The European Commission has proposed giving the European Securities and Markets Authority (ESMA) expanded powers to oversee crypto and broader financial markets, aiming to close the regulatory gap with the United States.

The plan would give ESMA direct supervision of crypto service providers, trading venues, and central counterparties, while boosting its role in asset management coordination. Approval from the European Parliament and the Council is still required.

Calls for stronger oversight have grown following concerns over lenient national regimes, including Malta’s crypto licensing system. France, Austria, and Italy have called for ESMA to directly oversee major crypto firms, with France threatening to block cross-border licence passporting.

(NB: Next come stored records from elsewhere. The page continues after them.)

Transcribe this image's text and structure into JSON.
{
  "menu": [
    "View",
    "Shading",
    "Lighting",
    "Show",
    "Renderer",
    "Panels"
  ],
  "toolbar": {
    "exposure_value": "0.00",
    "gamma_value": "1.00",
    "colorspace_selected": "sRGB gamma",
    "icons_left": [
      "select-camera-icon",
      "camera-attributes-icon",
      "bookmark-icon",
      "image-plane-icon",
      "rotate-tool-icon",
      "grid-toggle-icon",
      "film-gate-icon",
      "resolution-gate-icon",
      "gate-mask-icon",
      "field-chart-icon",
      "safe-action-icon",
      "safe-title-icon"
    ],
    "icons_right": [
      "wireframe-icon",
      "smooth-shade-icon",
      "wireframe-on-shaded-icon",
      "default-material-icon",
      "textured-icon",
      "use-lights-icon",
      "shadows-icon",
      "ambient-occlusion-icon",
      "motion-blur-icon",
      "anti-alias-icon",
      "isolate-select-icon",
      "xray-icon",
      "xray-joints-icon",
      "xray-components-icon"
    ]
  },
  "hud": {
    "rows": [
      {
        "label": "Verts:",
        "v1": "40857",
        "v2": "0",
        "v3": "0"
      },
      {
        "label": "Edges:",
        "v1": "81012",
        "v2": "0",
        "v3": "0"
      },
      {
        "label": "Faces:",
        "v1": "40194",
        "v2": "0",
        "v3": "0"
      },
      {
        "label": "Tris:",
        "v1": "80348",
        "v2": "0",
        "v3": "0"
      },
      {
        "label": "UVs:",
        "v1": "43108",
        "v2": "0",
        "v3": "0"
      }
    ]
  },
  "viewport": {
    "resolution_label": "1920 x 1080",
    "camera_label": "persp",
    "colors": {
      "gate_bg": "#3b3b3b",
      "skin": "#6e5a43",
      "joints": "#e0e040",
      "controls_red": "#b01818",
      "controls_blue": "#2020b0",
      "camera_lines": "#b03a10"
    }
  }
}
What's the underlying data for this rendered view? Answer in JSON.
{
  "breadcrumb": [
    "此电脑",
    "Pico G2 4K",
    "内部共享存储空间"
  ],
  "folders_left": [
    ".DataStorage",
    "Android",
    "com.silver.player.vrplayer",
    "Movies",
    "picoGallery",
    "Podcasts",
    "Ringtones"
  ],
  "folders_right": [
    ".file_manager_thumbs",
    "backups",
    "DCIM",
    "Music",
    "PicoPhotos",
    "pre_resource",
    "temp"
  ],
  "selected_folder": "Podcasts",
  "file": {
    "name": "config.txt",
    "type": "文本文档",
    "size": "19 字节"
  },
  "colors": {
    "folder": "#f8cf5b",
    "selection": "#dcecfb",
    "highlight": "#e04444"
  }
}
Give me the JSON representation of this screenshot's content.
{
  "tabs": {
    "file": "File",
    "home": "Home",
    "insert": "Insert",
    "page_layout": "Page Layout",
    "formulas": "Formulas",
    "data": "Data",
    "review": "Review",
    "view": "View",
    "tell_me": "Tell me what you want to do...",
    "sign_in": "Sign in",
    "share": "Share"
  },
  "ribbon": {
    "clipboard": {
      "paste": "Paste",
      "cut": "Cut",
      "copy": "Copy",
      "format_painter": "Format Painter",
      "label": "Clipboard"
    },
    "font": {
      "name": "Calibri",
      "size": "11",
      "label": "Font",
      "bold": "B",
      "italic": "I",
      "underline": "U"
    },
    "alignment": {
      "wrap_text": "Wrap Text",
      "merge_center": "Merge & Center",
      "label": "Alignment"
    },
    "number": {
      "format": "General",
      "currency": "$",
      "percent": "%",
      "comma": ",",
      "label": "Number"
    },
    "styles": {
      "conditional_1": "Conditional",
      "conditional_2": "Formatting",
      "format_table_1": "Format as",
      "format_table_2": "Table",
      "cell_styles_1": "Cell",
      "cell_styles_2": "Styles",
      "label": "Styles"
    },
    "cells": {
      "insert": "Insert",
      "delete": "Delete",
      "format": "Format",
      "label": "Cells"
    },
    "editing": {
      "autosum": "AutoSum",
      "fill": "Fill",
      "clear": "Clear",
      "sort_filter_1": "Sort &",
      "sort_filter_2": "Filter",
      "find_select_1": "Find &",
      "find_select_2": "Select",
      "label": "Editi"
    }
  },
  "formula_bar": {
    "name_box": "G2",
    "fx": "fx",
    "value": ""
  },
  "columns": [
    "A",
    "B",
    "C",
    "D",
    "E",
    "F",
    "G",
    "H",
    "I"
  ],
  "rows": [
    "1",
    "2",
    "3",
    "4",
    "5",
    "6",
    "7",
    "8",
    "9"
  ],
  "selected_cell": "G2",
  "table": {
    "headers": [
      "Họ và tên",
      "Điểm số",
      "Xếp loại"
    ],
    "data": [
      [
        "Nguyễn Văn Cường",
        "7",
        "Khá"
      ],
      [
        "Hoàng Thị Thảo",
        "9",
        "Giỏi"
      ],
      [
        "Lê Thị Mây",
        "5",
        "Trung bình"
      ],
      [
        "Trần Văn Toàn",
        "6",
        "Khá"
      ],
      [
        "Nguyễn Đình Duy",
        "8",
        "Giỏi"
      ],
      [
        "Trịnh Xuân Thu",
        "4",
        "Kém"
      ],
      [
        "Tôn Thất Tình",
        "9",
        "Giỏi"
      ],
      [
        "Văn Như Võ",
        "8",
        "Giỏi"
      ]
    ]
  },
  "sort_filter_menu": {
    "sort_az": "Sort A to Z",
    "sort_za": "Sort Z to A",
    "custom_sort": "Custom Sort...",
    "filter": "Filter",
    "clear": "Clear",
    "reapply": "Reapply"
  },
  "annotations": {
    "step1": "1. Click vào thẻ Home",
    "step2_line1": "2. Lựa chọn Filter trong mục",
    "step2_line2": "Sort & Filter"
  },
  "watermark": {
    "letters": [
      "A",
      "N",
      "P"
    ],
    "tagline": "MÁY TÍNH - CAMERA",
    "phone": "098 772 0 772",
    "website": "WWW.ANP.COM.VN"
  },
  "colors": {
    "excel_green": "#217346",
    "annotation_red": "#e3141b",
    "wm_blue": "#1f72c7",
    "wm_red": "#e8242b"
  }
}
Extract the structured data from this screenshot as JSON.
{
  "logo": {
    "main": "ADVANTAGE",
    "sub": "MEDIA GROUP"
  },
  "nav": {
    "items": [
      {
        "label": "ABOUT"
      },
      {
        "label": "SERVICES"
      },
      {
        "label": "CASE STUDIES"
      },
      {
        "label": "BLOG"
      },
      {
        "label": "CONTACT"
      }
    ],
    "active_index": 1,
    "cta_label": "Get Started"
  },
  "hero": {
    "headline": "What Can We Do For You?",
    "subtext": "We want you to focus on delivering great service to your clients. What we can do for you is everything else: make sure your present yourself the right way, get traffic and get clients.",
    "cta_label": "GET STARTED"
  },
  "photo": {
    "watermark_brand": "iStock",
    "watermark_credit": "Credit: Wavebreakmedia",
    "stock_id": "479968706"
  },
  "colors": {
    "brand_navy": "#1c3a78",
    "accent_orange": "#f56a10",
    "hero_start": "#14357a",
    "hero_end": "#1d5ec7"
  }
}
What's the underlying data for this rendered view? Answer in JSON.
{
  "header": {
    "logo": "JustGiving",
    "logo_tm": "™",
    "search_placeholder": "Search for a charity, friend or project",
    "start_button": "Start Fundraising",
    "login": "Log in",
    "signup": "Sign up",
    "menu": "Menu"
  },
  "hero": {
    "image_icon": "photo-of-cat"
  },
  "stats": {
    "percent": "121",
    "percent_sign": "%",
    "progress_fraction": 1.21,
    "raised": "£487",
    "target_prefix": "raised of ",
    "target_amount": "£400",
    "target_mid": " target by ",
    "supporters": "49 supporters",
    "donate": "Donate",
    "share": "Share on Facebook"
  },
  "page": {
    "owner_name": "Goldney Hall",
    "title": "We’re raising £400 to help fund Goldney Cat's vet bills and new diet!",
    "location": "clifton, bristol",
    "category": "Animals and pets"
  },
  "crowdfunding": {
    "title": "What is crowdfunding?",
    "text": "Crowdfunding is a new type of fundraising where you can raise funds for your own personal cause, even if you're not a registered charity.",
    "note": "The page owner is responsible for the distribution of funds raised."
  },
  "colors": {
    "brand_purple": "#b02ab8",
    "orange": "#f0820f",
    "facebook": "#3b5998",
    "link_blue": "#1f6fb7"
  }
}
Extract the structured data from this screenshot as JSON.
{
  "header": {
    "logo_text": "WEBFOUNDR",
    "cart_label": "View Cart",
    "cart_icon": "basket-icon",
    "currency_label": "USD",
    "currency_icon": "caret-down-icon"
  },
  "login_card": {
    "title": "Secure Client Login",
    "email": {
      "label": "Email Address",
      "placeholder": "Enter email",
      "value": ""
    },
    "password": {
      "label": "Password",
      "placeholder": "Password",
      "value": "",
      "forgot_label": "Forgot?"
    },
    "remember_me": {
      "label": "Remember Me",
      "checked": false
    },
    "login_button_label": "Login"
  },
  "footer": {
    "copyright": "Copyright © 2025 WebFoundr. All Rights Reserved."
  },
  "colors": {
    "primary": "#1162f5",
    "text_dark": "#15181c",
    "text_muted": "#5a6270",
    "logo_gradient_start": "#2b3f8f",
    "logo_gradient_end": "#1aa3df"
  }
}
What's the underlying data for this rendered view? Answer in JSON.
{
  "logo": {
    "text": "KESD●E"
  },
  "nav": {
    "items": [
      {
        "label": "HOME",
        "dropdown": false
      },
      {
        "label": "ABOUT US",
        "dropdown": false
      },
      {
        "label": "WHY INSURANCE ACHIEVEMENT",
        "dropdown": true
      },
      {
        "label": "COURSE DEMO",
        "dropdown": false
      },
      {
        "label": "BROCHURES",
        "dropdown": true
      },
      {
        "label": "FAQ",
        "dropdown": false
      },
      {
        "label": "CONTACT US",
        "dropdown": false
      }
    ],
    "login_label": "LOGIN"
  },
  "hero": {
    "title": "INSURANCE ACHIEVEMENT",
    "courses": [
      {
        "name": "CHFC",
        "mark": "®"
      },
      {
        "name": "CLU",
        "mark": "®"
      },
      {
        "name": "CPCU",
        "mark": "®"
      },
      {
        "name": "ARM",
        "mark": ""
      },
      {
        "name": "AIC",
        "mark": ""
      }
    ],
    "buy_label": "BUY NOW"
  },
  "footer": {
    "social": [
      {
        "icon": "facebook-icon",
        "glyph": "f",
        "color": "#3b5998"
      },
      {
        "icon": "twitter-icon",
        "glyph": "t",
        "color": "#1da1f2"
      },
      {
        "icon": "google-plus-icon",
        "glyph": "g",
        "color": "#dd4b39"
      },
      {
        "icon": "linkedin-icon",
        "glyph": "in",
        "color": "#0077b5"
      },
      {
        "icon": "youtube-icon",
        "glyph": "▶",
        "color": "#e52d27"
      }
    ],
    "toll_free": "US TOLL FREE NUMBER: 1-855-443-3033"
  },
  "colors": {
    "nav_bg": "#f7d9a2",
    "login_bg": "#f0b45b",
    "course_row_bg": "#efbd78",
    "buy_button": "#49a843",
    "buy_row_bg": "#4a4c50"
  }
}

Revisions to the Markets in Crypto-Assets Regulation (MiCA) are also under discussion, with proposals for stricter rules on offshore crypto activities, improved cybersecurity oversight, and tighter regulations for token offerings.

Experts warn that centralising ESMA supervision may slow innovation, especially for smaller crypto and fintech startups reliant on national regulators. ESMA would need significant resources for the expanded mandate, which could slow decision-making across the EU.

The proposal aims to boost EU capital market competitiveness and increase wealth for citizens. EU stock exchanges currently account for just 73% of the bloc’s GDP, compared with 270% in the US, highlighting the need for a more integrated regulatory framework.